My own view with regard to the magazines Natasha Walter talks about is that marginalizing their content will not treat the root of the thinking behind them. I’d suggest she is being unrealistic when she says their editors might wonder how they got to “peddle such trash” or that readers will “look around for another point of view” if stores put these magazines on their top shelves. All this action will do is make Nuts and Zoo look rebellious and edgy and ultimately more appealing to anyone with a sexist agenda and an axe to grind.

She suggests that the one-dimensional representation of women in these magazines means that those of us who previously “didn’t want to get bogged down in debating the effects of pornography” should perhaps now be changing our strategy and rallying against it. On the contrary, I would say it simply highlights the banality of mainstream depictions of female sexuality in comparison to what is actually categorized as pornography.

These pictures simulate porn, whilst at the same time separating themselves from it by merely being “saucy” rather than “nasty” (explicit?) and it is disappointing to see Natasha Walter perpetuating this divide. I would say Nuts and Zoo actually belong at the extremely bland and limited end of porn (not to mention men’s magazines in general) so why is Natasha Walter judging them as a lesser evil? There are actually a wider range of people and preferences represented in the hardcore sex industry than there are in silly publications like Nuts and Zoo, so addressing the undoutedly “aggressively reductive” view of women in the latter by rethinking one’s views on all pornography (and the possibilities it holds) seems like a big mistake to me.

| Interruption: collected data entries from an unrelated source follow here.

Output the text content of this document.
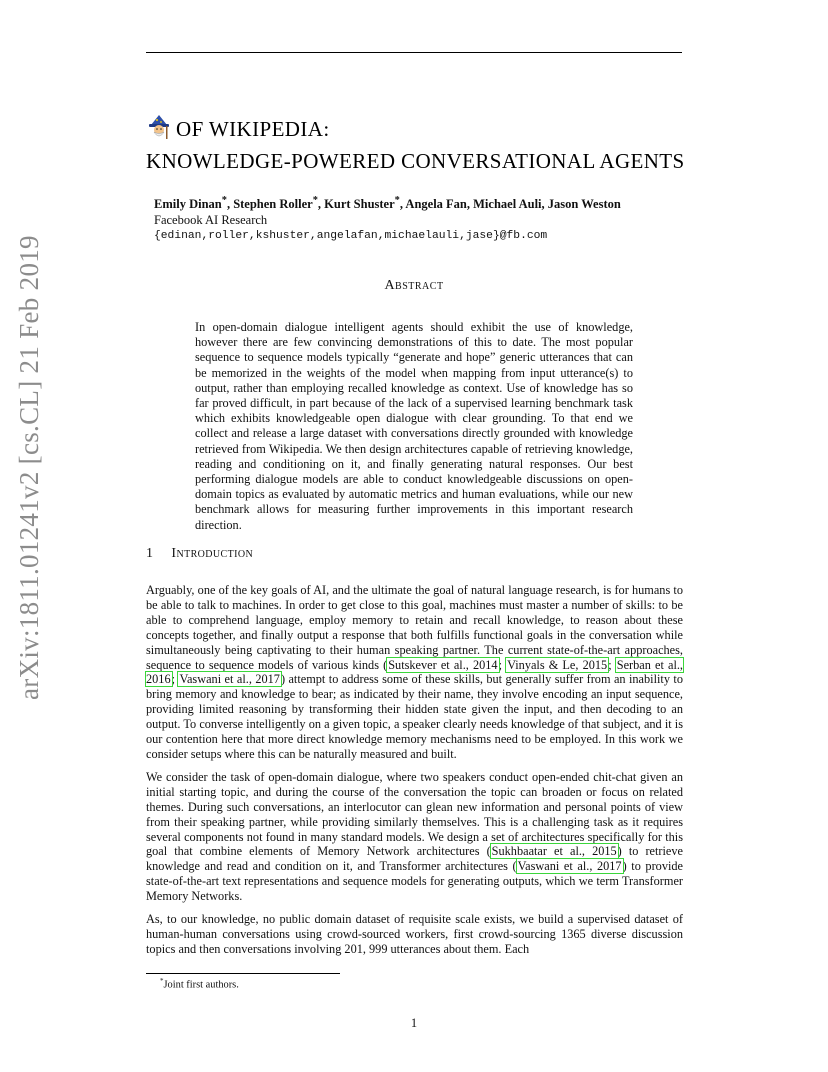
arXiv:1811.01241v2 [cs.CL] 21 Feb 2019
OF WIKIPEDIA:
KNOWLEDGE-POWERED CONVERSATIONAL AGENTS
Emily Dinan*, Stephen Roller*, Kurt Shuster*, Angela Fan, Michael Auli, Jason Weston
Facebook AI Research
{edinan,roller,kshuster,angelafan,michaelauli,jase}@fb.com
Abstract
In open-domain dialogue intelligent agents should exhibit the use of knowledge, however there are few convincing demonstrations of this to date. The most popular sequence to sequence models typically “generate and hope” generic utterances that can be memorized in the weights of the model when mapping from input utterance(s) to output, rather than employing recalled knowledge as context. Use of knowledge has so far proved difficult, in part because of the lack of a supervised learning benchmark task which exhibits knowledgeable open dialogue with clear grounding. To that end we collect and release a large dataset with conversations directly grounded with knowledge retrieved from Wikipedia. We then design architectures capable of retrieving knowledge, reading and conditioning on it, and finally generating natural responses. Our best performing dialogue models are able to conduct knowledgeable discussions on open-domain topics as evaluated by automatic metrics and human evaluations, while our new benchmark allows for measuring further improvements in this important research direction.
1 Introduction

Arguably, one of the key goals of AI, and the ultimate the goal of natural language research, is for humans to be able to talk to machines. In order to get close to this goal, machines must master a number of skills: to be able to comprehend language, employ memory to retain and recall knowledge, to reason about these concepts together, and finally output a response that both fulfills functional goals in the conversation while simultaneously being captivating to their human speaking partner. The current state-of-the-art approaches, sequence to sequence models of various kinds (Sutskever et al., 2014; Vinyals & Le, 2015; Serban et al., 2016; Vaswani et al., 2017) attempt to address some of these skills, but generally suffer from an inability to bring memory and knowledge to bear; as indicated by their name, they involve encoding an input sequence, providing limited reasoning by transforming their hidden state given the input, and then decoding to an output. To converse intelligently on a given topic, a speaker clearly needs knowledge of that subject, and it is our contention here that more direct knowledge memory mechanisms need to be employed. In this work we consider setups where this can be naturally measured and built.

We consider the task of open-domain dialogue, where two speakers conduct open-ended chit-chat given an initial starting topic, and during the course of the conversation the topic can broaden or focus on related themes. During such conversations, an interlocutor can glean new information and personal points of view from their speaking partner, while providing similarly themselves. This is a challenging task as it requires several components not found in many standard models. We design a set of architectures specifically for this goal that combine elements of Memory Network architectures (Sukhbaatar et al., 2015) to retrieve knowledge and read and condition on it, and Transformer architectures (Vaswani et al., 2017) to provide state-of-the-art text representations and sequence models for generating outputs, which we term Transformer Memory Networks.

As, to our knowledge, no public domain dataset of requisite scale exists, we build a supervised dataset of human-human conversations using crowd-sourced workers, first crowd-sourcing 1365 diverse discussion topics and then conversations involving 201, 999 utterances about them. Each

*Joint first authors.
1
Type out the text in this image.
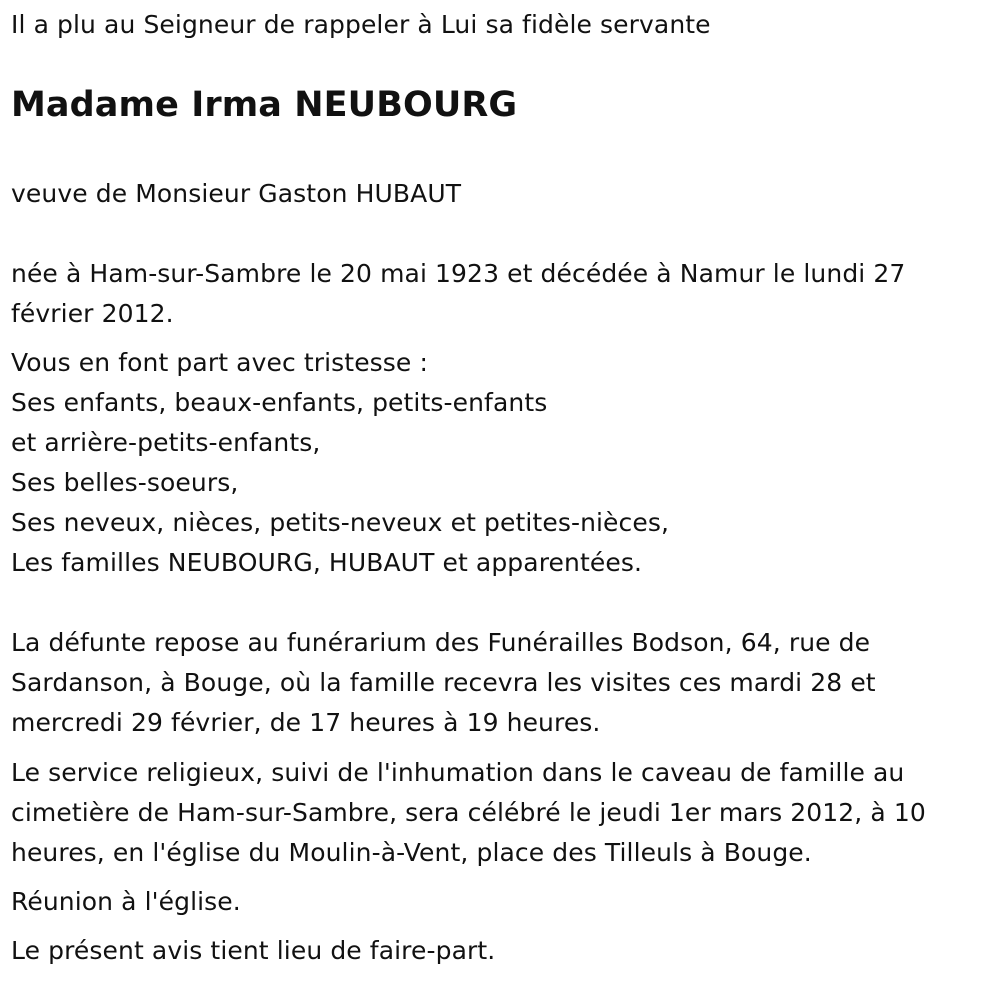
Il a plu au Seigneur de rappeler à Lui sa fidèle servante
Madame Irma NEUBOURG
veuve de Monsieur Gaston HUBAUT
née à Ham-sur-Sambre le 20 mai 1923 et décédée à Namur le lundi 27
février 2012.
Vous en font part avec tristesse :
Ses enfants, beaux-enfants, petits-enfants
et arrière-petits-enfants,
Ses belles-soeurs,
Ses neveux, nièces, petits-neveux et petites-nièces,
Les familles NEUBOURG, HUBAUT et apparentées.
La défunte repose au funérarium des Funérailles Bodson, 64, rue de
Sardanson, à Bouge, où la famille recevra les visites ces mardi 28 et
mercredi 29 février, de 17 heures à 19 heures.
Le service religieux, suivi de l'inhumation dans le caveau de famille au
cimetière de Ham-sur-Sambre, sera célébré le jeudi 1er mars 2012, à 10
heures, en l'église du Moulin-à-Vent, place des Tilleuls à Bouge.
Réunion à l'église.
Le présent avis tient lieu de faire-part.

It’s not that those of us who disagree are being “insouciant” or that we don’t want to get “bogged down” in debating pornography. It’s simply that some of us believe pushing the debate in this direction is potentially damaging to our feminist goals. Natasha Walter does not mention outright censorship and I hope that any anti-pornography strategies she’d propose do not involve it. I would say paternalistic protection is not the answer and I wholeheartedly agree with Rachel Jarvie’s suggestion that encouraging debate about the possible sociological significance of the recent trends seen in Nuts and Zoo is the real way forward.